Mas believes a win for the "yes" vote in Scotland on Sept. 18 could boost Catalonia's independence bid. "If in Scotland the 'yes' vote wins then the main advantage for Catalonia will be that the negotiation between Scotland and the United Kingdom and the European Union will give us a very direct sign" on how a new European state could fit into the EU, Mas said.

The 58-year-old Mas was born into Barcelona's industrial bourgeoisie. Like others of his generation, he was prohibited from studying in the Catalan language — which is spoken in tandem with Spanish in the bilingual region — during General Francisco Franco's 1939-1975 dictatorship.

Mas said that when he was young his family, like many in the region, was comfortable with a dual identity of feeling both Catalan and Spanish, but they "changed their mentality and they became more Catalan than Spanish, and with the passage of time only Catalan."
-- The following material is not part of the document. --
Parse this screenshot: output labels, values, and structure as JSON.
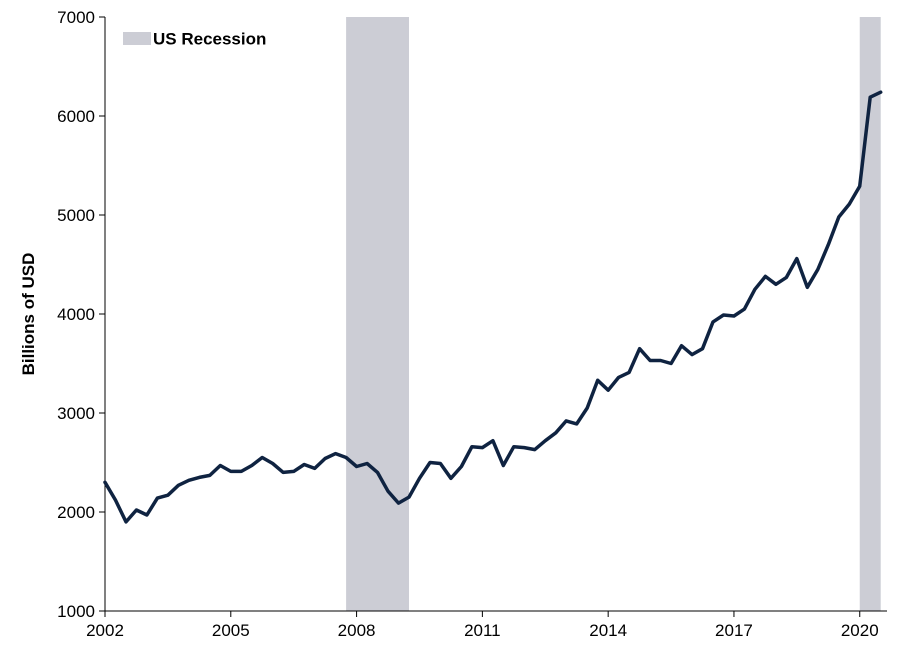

Fluent in French and English, Mas insists one of his goals is to earn wider international recognition for the political situation of a region best known for its Barcelona football team, the flamboyant creations of Salvador Dali and Antoni Gaudi, and as a leading tourism destination.

If the courts block the November vote, Mas may be forced to put his job on the line and call early regional elections. That could endanger his leadership role in the movement, with many pro-independence voters ignoring his party in favor of another, that has a more extreme and longer-standing pledge to break centuries-old ties with the rest of Spain.

"He put all his eggs in the basket of the political process," said Ferran Requejo, professor of political science at Barcelona's Pompeu Fabra University. "There is no question, if the process fails, Mas fails with it."